病期により、推奨される食事の内容や摂り方が異なります。特に、小腸に病変がある場合は、食事の影響を受けやすいので注意が必要です。

活動期

症状緩和のため、絶食をし、点滴や栄養剤で栄養補給を行うこともあります。

寛解期

症状や腸管の状態を確認しながら、徐々に食事を開始します。
食事は、高エネルギー、低脂肪、低残渣※が推奨され、このような食事を続けることで再燃を起こしにくくなると考えられています。
※低残渣とは、胃腸に負担をかけない食事のことで、主に不溶性食物繊維を避けるようにすることです。

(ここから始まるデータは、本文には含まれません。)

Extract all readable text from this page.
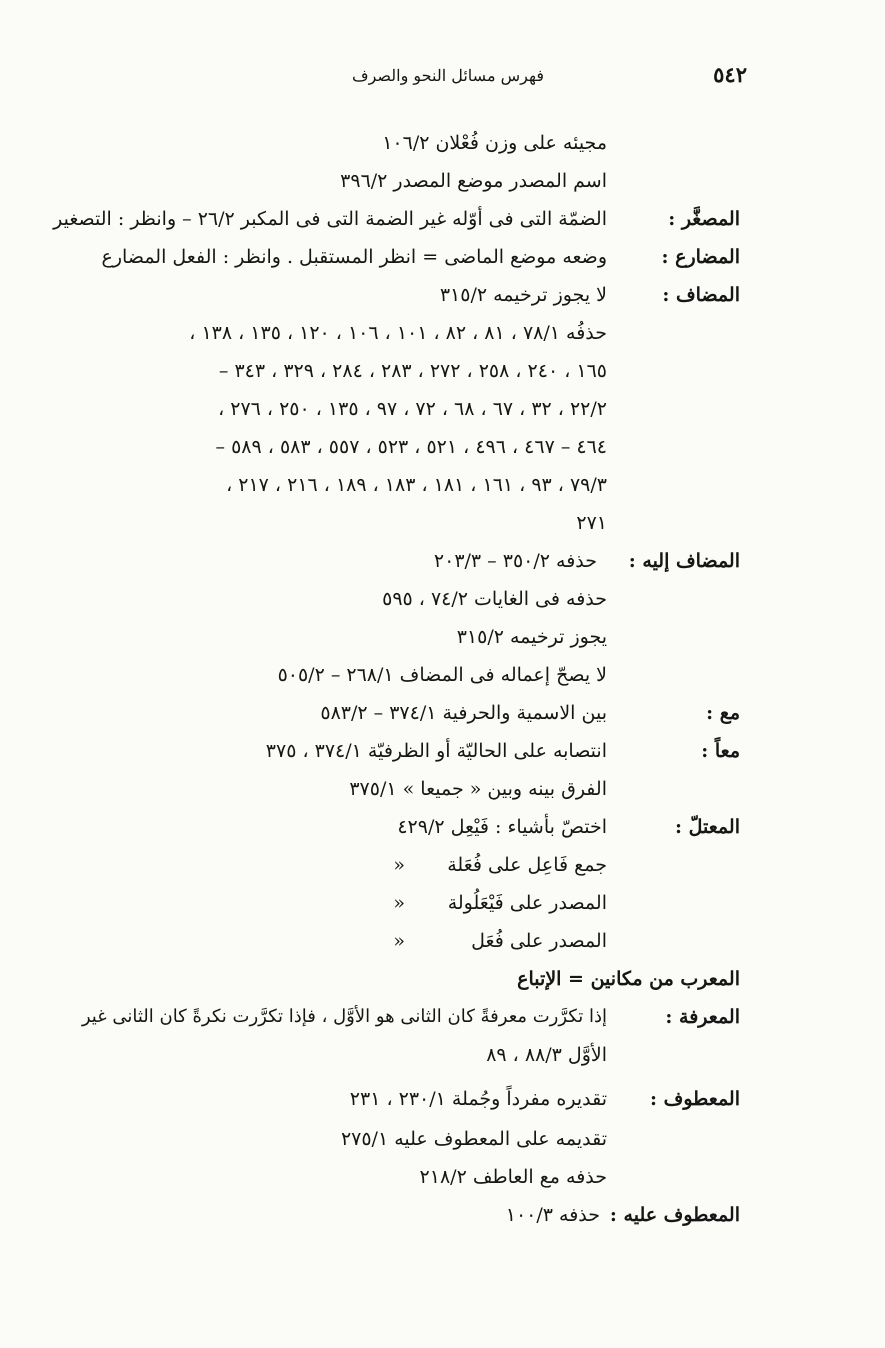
٥٤٢
فهرس مسائل النحو والصرف
مجيئه على وزن فُعْلان ١٠٦/٢
اسم المصدر موضع المصدر ٣٩٦/٢
المصغَّر :
الضمّة التى فى أوّله غير الضمة التى فى المكبر ٢٦/٢ – وانظر : التصغير
المضارع :
وضعه موضع الماضى = انظر المستقبل . وانظر : الفعل المضارع
المضاف :
لا يجوز ترخيمه ٣١٥/٢
حذفُه ٧٨/١ ، ٨١ ، ٨٢ ، ١٠١ ، ١٠٦ ، ١٢٠ ، ١٣٥ ، ١٣٨ ،
١٦٥ ، ٢٤٠ ، ٢٥٨ ، ٢٧٢ ، ٢٨٣ ، ٢٨٤ ، ٣٢٩ ، ٣٤٣ –
٢٢/٢ ، ٣٢ ، ٦٧ ، ٦٨ ، ٧٢ ، ٩٧ ، ١٣٥ ، ٢٥٠ ، ٢٧٦ ،
٤٦٤ – ٤٦٧ ، ٤٩٦ ، ٥٢١ ، ٥٢٣ ، ٥٥٧ ، ٥٨٣ ، ٥٨٩ –
٧٩/٣ ، ٩٣ ، ١٦١ ، ١٨١ ، ١٨٣ ، ١٨٩ ، ٢١٦ ، ٢١٧ ،
٢٧١
المضاف إليه :
حذفه ٣٥٠/٢ – ٢٠٣/٣
حذفه فى الغايات ٧٤/٢ ، ٥٩٥
يجوز ترخيمه ٣١٥/٢
لا يصحّ إعماله فى المضاف ٢٦٨/١ – ٥٠٥/٢
مع :
بين الاسمية والحرفية ٣٧٤/١ – ٥٨٣/٢
معاً :
انتصابه على الحاليّة أو الظرفيّة ٣٧٤/١ ، ٣٧٥
الفرق بينه وبين « جميعا » ٣٧٥/١
المعتلّ :
اختصّ بأشياء : فَيْعِل ٤٢٩/٢
جمع فَاعِل على فُعَلة
«
المصدر على فَيْعَلُولة
«
المصدر على فُعَل
«
المعرب من مكانين = الإتباع
المعرفة :
إذا تكرَّرت معرفةً كان الثانى هو الأوَّل ، فإذا تكرَّرت نكرةً كان الثانى غير
الأوَّل ٨٨/٣ ، ٨٩
المعطوف :
تقديره مفرداً وجُملة ٢٣٠/١ ، ٢٣١
تقديمه على المعطوف عليه ٢٧٥/١
حذفه مع العاطف ٢١٨/٢
المعطوف عليه :
حذفه ١٠٠/٣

患者さんの病状により、食事の内容や摂り方は異なりますので、主治医や栄養士とよく相談してください。

アイコン46
喫煙

喫煙

禁煙が推奨されます

喫煙は、クローン病を悪化させますので禁煙することが望まれます。
受動喫煙もクローン病を悪化させる恐れがありますので、ご家族に喫煙者がいる場合は禁煙いただけることが望ましいです。

飲酒

飲酒

寛解期での飲酒は適量に

活動期では、飲酒は控えてください。
寛解期では、飲酒は可能ですが、アルコールは下痢の原因となるため、適量摂取を心がけてください。

併用する薬について

併用する薬について

他のお薬を服用する際には、主治医や薬剤師に相談しましょう

お薬の中には、消化管の粘膜を障害したり、現在服用しているお薬の作用を強めたり弱めたりする可能性のあるお薬があります。クローン病の治療以外のお薬(市販の痛み止め、風邪薬なども含みます)を服用する場合は、主治医や薬剤師に相談をしてください。

妊娠・出産について

妊娠・出産について

妊娠を希望される場合には、必ず主治医に相談しましょう

寛解期であれば、クローン病の治療を受けながらでも、おおむね安全に妊娠・出産が可能です。
一方、活動期に妊娠・出産を迎えると、炎症を抑えることが難しくなり、病状が悪化する危険が増すこともあります。また、低出生体重児、早産などのリスクも高まります。
妊娠を希望される場合には、必ず主治医に相談しましょう。